Hic sunt dracones
Anticamente sulle mappe geografiche le parti di territorio inesplorato erano lasciate ai bordi, alla fine del mondo conosciuto. Erano segnate da flutti marini, tempeste e mostri. Accanto recavano la scritta “Hic sunt dracones” (Qui ci sono i draghi). Sigmund Freud forse non sarà il primo esploratore in ordine temporale ad essersi avventurato in quelle zone, Breuer e Charcot sono suoi maestri riconosciuti, ma è il primo ad averle mappate organicamente ed aver dato loro un nome.
La serie Netflix per l’appunto intitolata Freud, creata e sceneggiata da Marvin Kren, Benjamin Hessler e Stefan Brunner, diretta dallo stesso Kren, regista austriaco fin qui noto soprattutto per il suo lavoro nel cinema horror e co-prodotta dall’emittente austriaca ORF si concentra proprio sul periodo giovanile di Freud, agli inizi delle sue esplorazioni. Epperò non lo fa seguendo il solco di un’opera divulgativa, che abbia intenti pedagogici, ma tuffandosi appieno nel novero della fiction. La biografia freudiana diventa quindi lo spunto di partenza dal quale si dipana un complesso psyco-thriller a sfondo storico-politico. È fattore non privo di interesse come si sia scelto di romanzare la nascita delle teorie freudiane. Partendo da ciò gli autori creano il loro personale melting-pot di generi, in questo richiamando la costituzione della Vienna imperiale tra Otto e Novecento.

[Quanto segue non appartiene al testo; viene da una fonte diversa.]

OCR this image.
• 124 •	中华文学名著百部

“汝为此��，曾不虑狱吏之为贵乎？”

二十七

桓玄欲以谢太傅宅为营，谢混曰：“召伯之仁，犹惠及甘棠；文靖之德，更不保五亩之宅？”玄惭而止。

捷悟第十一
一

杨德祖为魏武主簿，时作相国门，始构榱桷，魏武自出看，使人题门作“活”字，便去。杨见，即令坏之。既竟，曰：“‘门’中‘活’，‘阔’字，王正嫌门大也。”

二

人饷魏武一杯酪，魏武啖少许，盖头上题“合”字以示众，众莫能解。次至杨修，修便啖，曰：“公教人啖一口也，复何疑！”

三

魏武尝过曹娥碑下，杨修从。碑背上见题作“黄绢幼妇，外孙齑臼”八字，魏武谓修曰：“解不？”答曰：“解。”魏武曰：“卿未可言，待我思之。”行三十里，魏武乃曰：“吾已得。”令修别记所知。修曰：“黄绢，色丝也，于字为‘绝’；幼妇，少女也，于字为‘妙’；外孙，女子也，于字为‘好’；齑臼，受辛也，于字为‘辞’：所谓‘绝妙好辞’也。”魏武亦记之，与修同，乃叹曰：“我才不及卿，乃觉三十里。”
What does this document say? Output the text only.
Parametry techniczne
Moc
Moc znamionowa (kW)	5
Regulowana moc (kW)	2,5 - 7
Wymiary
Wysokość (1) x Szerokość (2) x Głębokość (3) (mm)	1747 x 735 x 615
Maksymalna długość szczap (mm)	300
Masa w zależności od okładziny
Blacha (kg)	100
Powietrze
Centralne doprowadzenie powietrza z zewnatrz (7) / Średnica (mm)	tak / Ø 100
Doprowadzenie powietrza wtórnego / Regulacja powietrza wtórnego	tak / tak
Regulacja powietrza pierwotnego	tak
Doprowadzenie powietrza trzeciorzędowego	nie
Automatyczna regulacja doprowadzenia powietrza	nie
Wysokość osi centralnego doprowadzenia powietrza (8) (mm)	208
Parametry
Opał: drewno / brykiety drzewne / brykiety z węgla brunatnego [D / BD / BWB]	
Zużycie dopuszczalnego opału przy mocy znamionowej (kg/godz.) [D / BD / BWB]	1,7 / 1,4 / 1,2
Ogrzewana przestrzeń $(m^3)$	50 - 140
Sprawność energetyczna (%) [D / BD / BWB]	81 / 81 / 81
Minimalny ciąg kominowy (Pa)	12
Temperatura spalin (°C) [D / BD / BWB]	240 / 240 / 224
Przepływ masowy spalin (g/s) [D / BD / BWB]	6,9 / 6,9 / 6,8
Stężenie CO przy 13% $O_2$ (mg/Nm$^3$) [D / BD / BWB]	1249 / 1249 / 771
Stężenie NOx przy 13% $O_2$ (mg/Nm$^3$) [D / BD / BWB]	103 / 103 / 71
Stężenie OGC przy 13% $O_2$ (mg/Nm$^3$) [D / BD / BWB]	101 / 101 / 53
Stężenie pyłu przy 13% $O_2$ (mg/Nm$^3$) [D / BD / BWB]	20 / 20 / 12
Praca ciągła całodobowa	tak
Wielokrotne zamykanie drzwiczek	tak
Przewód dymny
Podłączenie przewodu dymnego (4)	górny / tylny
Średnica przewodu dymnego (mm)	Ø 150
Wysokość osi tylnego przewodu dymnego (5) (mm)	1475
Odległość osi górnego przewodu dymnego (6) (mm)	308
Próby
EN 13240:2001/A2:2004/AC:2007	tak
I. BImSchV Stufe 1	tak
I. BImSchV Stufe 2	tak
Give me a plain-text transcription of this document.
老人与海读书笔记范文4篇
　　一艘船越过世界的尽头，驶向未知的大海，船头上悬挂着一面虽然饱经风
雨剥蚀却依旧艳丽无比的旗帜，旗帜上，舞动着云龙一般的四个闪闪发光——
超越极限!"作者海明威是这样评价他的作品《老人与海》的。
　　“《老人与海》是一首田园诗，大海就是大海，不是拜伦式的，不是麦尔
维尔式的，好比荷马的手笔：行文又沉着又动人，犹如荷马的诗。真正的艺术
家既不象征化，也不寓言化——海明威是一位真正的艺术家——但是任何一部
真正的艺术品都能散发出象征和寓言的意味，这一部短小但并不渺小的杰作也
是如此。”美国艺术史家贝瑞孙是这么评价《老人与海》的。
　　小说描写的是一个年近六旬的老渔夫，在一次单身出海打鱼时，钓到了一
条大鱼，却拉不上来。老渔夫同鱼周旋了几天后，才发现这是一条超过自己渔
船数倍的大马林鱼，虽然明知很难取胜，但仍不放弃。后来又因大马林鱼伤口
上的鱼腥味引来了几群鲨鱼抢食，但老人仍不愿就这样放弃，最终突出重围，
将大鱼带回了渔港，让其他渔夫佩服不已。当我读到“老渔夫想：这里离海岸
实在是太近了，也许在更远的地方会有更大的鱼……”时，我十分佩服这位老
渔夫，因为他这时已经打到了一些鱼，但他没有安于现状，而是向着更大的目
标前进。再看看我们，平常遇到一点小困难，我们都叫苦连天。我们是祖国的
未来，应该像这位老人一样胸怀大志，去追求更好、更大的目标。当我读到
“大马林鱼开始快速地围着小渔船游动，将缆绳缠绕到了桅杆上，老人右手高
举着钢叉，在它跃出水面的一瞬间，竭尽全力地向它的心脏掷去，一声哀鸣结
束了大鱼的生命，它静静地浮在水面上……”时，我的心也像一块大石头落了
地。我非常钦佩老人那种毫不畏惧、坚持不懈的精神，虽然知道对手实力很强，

Nello sviluppo della serie ci appare evidente come gli autori abbiano studiato attentamente i testi freudiani. Molti dei personaggi possono, in effetti, essere visti come esemplificazioni dei tipi psicologici teorizzati da Freud. Si può evincere anche dalla stessa struttura della serie; infatti ogni episodio ha per titolo un termine afferente alla scienza psichiatrica e si dedica ad elaborarlo mentre svolge la trama orizzontale. Torbida, espressionista, venata di quell’horror mitteleuropeo con cui Kren si è fatto le ossa, la serie si avventura nella decadenza sotto la patina dorata, nel buio degli angoli lontani dalla luce, nella cattiva coscienza di quell’epoca mostrataci come malata che è il tramonto dell’impero degli Asburgo. Nel farlo non risparmia neanche due dei protagonisti più eminenti dell’epoca ovvero Francesco Giuseppe l’imperatore eterno e il principe Rudolph l’erede dannato. Nel farlo mostra certo un forte germanesimo, che si palesa soprattutto nel concepire il male come un elemento estraneo e distruttore. Tuttavia vi è una distonia. Un qualcosa che si avverte anche in altre produzioni austriache. Una nota che si ode pure nel cinema slavo e balcanico. Forse è tutta suggestione, perché si sa non essere produzione tedesca e si vorrebbe marcare una differenza, eppure si capta, basta saper ascoltare. Questa distonia si concreta nel considerare il male non esclusivamente come un elemento esterno ma come elemento interno all’uomo e alla società. Il male fa parte di noi, dobbiamo accettarlo e guardarlo in faccia, solo così potremo avanzare e guarire. La rimozione è più un danno che una cura. Questo sembrano volerci dire Freud e gli autori della serie.